From Infogalactic: the planetary knowledge core
Jump to: navigation, search
File:Vsevolod Solovyov 7.jpg
Vsevolod Solovyov

Vsevolod Sergeyevich Solovyov (Russian: Всеволод Серге́евич Соловьёв; January 13 [O.S. January 1] 1849 – November 2 [O.S. October 20] 1903) was a Russian historical novelist. His most famous work is Chronicle of Four Generations (five volumes, 1881–86), an account of the fictional Gorbatov family from the time of Catherine the Great to the mid-nineteenth century. Solovyov's "atmosphere of nostalgia for the vanished age of the nobility" helps explain his "posthumous popularity among Russian émigrés."[1]

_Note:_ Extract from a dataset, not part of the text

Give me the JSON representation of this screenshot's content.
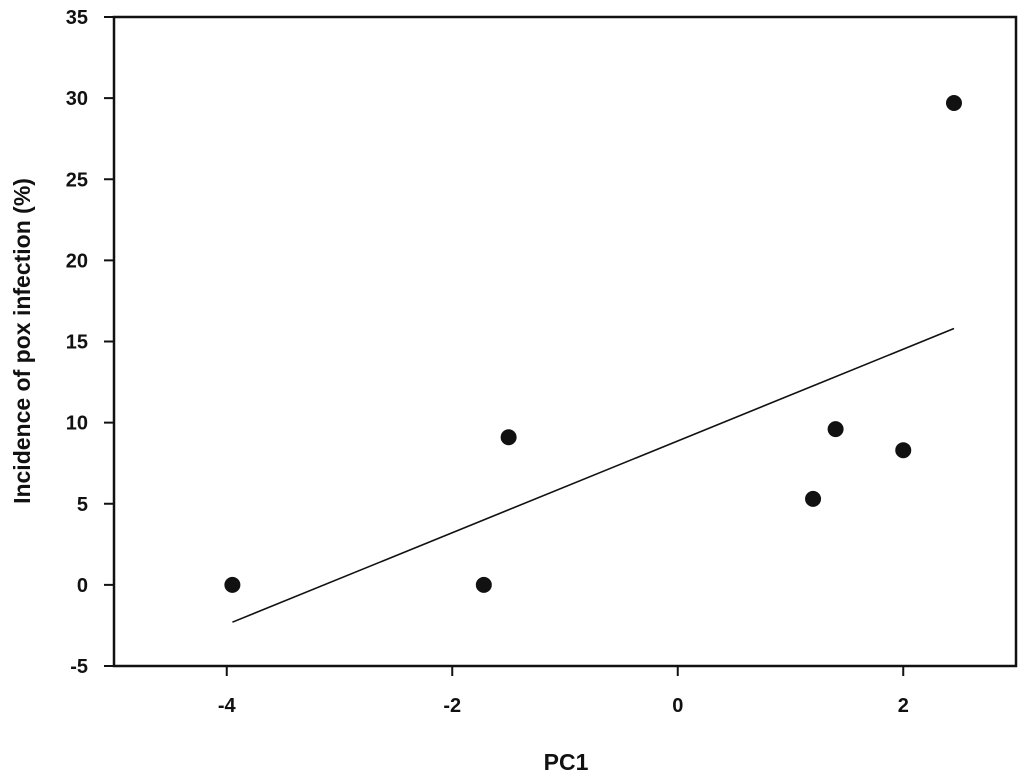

Oldest son of the historian Sergei Solovyov and brother of the philosopher Vladimir Solovyov, Vsevolod turned to writing historical fiction in 1876 with Princess Ostrozhskaya. He visited Paris in 1884 where he met Blavatsky and mixed with other people in the Paris occult scene, such as Juliette Adam, Vera Jelikovsky, Blavatsky's sister, and Emilie de Morsier. By 1886 he had become a bitter and disillusioned enemy of the founder of theosophy.[2] He abandoned his plans to promote theosophy in Russia and denounced Blavatsky as a failed spy of the Okhrana. At the time he was intimately involved with Yuliana Glinka, who worked for Pyotr Rachkovsky, Paris head of the Okhrana.[citation needed]

Of his later novels, the best known are The Magi (1889) and The Great Rosicrucian (1890), dealing with mystics of the late eighteenth and early nineteenth century.


  1. Dan Ungurianu, Plotting History: The Russian Historical Novel in the Imperial Age (Univ of Wisconsin Press, 2007: ISBN 0-299-22500-3), pp. 132, 284.
  2. Vsevolod Sergeevich Solov'ev, A Modern Priestess of Isis (London: Longmans & Co., 1895). Available as a free download [1]


  • Solovyov (Solovyoff), Vsevolod Sergyeevich, A Modern Priestess of Isis, London 1895.